In all events an individual who is in a short sale, foreclosure, workout or similar situation on a residence (including condos) other than his principal residence should consult a tax adviser to determine what, if any, relief provisions might be available.

Other Provisions in H.R. 3648

Mortgage Insurance Premiums: The deduction for mortgage insurance premiums is extended through tax year 2010. Income limitations on the deduction will continue to apply.

Surviving Spouses/$500,000 Exclusion: In some circumstances, a surviving spouse is denied eligibility for the full $500,000 exclusion on the sale of his/her principal residence. This most frequently occurs when the residence is not held in joint ownership at the time the spouse who is not on the title dies.
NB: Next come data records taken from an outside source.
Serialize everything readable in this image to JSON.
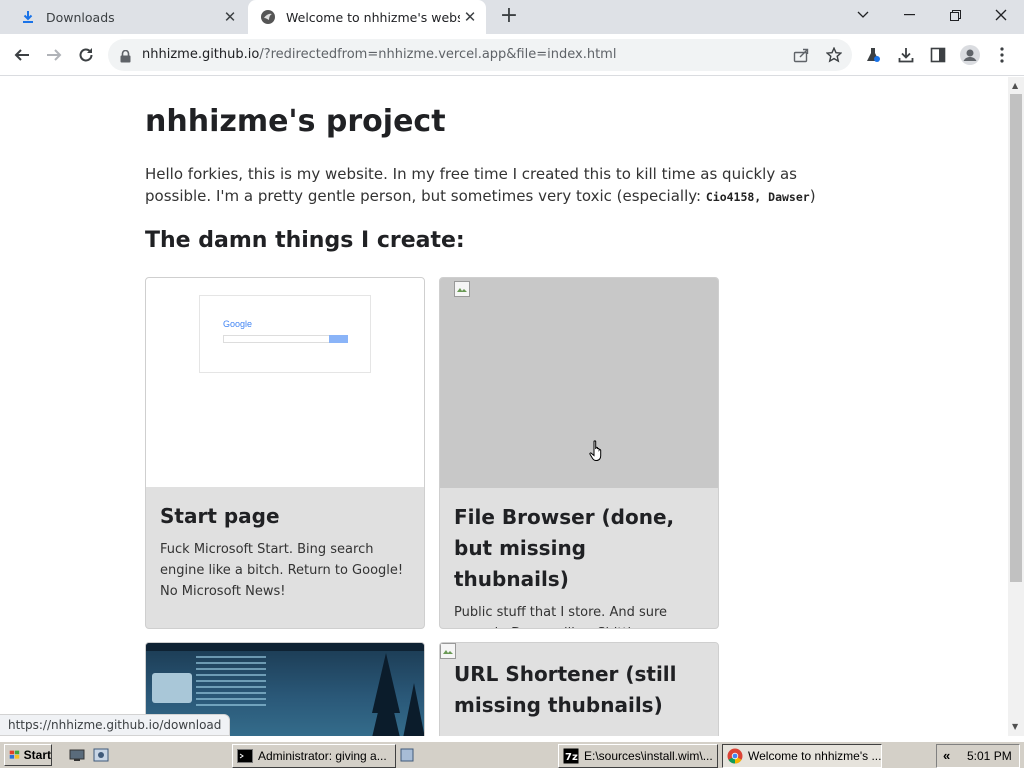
{
  "browser": {
    "tabs": [
      {
        "title": "Downloads",
        "icon": "download-icon"
      },
      {
        "title": "Welcome to nhhizme's website!",
        "icon": "site-favicon-icon"
      }
    ],
    "address": {
      "host": "nhhizme.github.io",
      "path": "/?redirectedfrom=nhhizme.vercel.app&file=index.html"
    },
    "status_url": "https://nhhizme.github.io/download"
  },
  "page": {
    "heading": "nhhizme's project",
    "intro_text": "Hello forkies, this is my website. In my free time I created this to kill time as quickly as possible. I'm a pretty gentle person, but sometimes very toxic (especially: ",
    "intro_code": "Cio4158, Dawser",
    "intro_close": ")",
    "section_heading": "The damn things I create:",
    "thumb_start_page_brand": "Google",
    "cards": [
      {
        "title": "Start page",
        "description": "Fuck Microsoft Start. Bing search engine like a bitch. Return to Google! No Microsoft News!"
      },
      {
        "title": "File Browser (done, but missing thubnails)",
        "description": "Public stuff that I store. And sure enough, Dawser likes Shittium browser."
      },
      {
        "title": "",
        "description": ""
      },
      {
        "title": "URL Shortener (still missing thubnails)",
        "description": ""
      }
    ]
  },
  "taskbar": {
    "start_label": "Start",
    "buttons": [
      {
        "label": "Administrator:  giving a...",
        "icon": "cmd-icon"
      },
      {
        "label": "E:\\sources\\install.wim\\...",
        "icon": "7zip-icon"
      },
      {
        "label": "Welcome to nhhizme's ...",
        "icon": "chrome-icon"
      }
    ],
    "clock": "5:01 PM",
    "tray_arrow": "«"
  }
}
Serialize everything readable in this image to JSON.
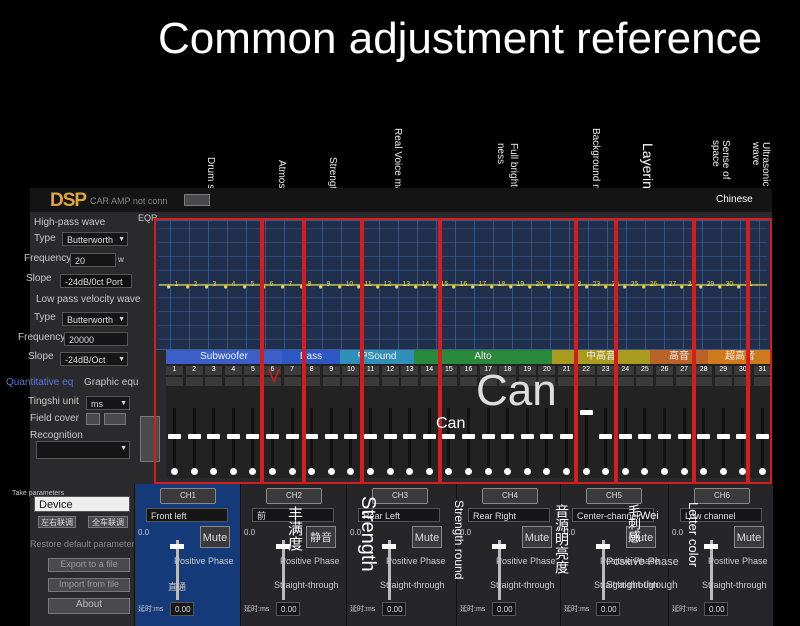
{
  "headline": "Common adjustment reference",
  "annotations": {
    "drum": "Drum s",
    "atmos": "Atmos",
    "strength_top": "Strength",
    "real_voice": "Real Voice main instrument",
    "full_brightness_1": "Full bright-",
    "full_brightness_2": "ness",
    "background": "Background music",
    "layering": "Layering",
    "sense_space_1": "Sense of",
    "sense_space_2": "space",
    "ultrasonic_1": "Ultrasonic",
    "ultrasonic_2": "wave",
    "chinese": "Chinese"
  },
  "app": {
    "logo": "DSP",
    "status": "CAR AMP not conn",
    "eqr": "EQR"
  },
  "left_panel": {
    "high_pass": "High-pass wave",
    "type_label": "Type",
    "type_value": "Butterworth",
    "freq_label": "Frequency",
    "freq_value": "20",
    "freq_unit": "w",
    "slope_label": "Slope",
    "slope_value": "-24dB/0ct Port",
    "low_pass": "Low pass velocity wave",
    "type2_label": "Type",
    "type2_value": "Butterworth",
    "freq2_label": "Frequency",
    "freq2_value": "20000",
    "slope2_label": "Slope",
    "slope2_value": "-24dB/Oct",
    "quant_eq": "Quantitative eq",
    "graphic_eq": "Graphic equ",
    "tingshi_label": "Tingshi unit",
    "tingshi_value": "ms",
    "field_cover": "Field cover",
    "recognition": "Recognition",
    "take_params": "Take parameters",
    "device": "Device",
    "btn_left_right": "左右联调",
    "btn_all": "全车联调",
    "restore": "Restore default parameters",
    "export": "Export to a file",
    "import": "Import from file",
    "about": "About"
  },
  "bands": [
    {
      "name": "Subwoofer",
      "color": "#3b5fc6"
    },
    {
      "name": "Bass",
      "color": "#2e57c4"
    },
    {
      "name": "中Sound",
      "color": "#2f8fb8"
    },
    {
      "name": "Alto",
      "color": "#2a8a3c"
    },
    {
      "name": "中高音",
      "color": "#a89b1f"
    },
    {
      "name": "高音",
      "color": "#b86428"
    },
    {
      "name": "超高音",
      "color": "#d07a1e"
    }
  ],
  "channel_numbers": [
    "1",
    "2",
    "3",
    "4",
    "5",
    "6",
    "7",
    "8",
    "9",
    "10",
    "11",
    "12",
    "13",
    "14",
    "15",
    "16",
    "17",
    "18",
    "19",
    "20",
    "21",
    "22",
    "23",
    "24",
    "25",
    "26",
    "27",
    "28",
    "29",
    "30",
    "31"
  ],
  "overlay_text": {
    "can_big": "Can",
    "can_small": "Can",
    "v_mark": "V"
  },
  "channels": [
    {
      "title": "CH1",
      "name": "Front left"
    },
    {
      "title": "CH2",
      "name": "前"
    },
    {
      "title": "CH3",
      "name": "Rear Left"
    },
    {
      "title": "CH4",
      "name": "Rear Right"
    },
    {
      "title": "CH5",
      "name": "Center-channel"
    },
    {
      "title": "CH6",
      "name": "Low channel"
    }
  ],
  "channel_controls": {
    "mute": "Mute",
    "mute_cn": "静音",
    "positive_phase": "Positive Phase",
    "straight_through": "Straight-through",
    "delay_label": "延时:ms",
    "delay_value": "0.00",
    "zhitong": "直通",
    "level_value": "0.0"
  },
  "panel_overlays": {
    "ch2_cn": "丰满度",
    "strength": "Strength",
    "strength_round": "Strength round",
    "ch4_cn": "音源明亮度",
    "ch5_cn": "毛刺感",
    "ch5_wei": "Wei",
    "letter_color": "Letter color",
    "posphase_over": "Positive Phase",
    "straight_over": "Straight-through"
  },
  "colors": {
    "accent_red": "#d61d1d",
    "graph_bg": "#1f2f4c",
    "dsp_logo": "#e2a53b",
    "ch1_panel": "#143a7a"
  }
}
In that case, the deceased spouse had no ownership interest, so there is no basis step-up on that half of the property. the surviving spouse is thus eligible only for an exclusion of $250,000. (Had the home been sold during the deceased spouse's lifetime, the full $500,000 exclusion would have applied, so long as they filed a joint return.)

Challenges for the surviving spouse are compounded when this circumstance occurs late in the year. The surviving spouse is often unable to sell the property within the same year that the spouse died. This legislation provides that a surviving spouse may claim the full $500,000 exclusion not only in the year of the deceased spouse's death, but also during the two years after the spouse's death.

Second Homes Converted to Principal Residence: The original House-passed version of this legislation included a provision that would have limited the application of the $250,000/$500,000 exclusion when a second home is converted to a principal residence and later sold. This change was not included in the final legislation that the President signed.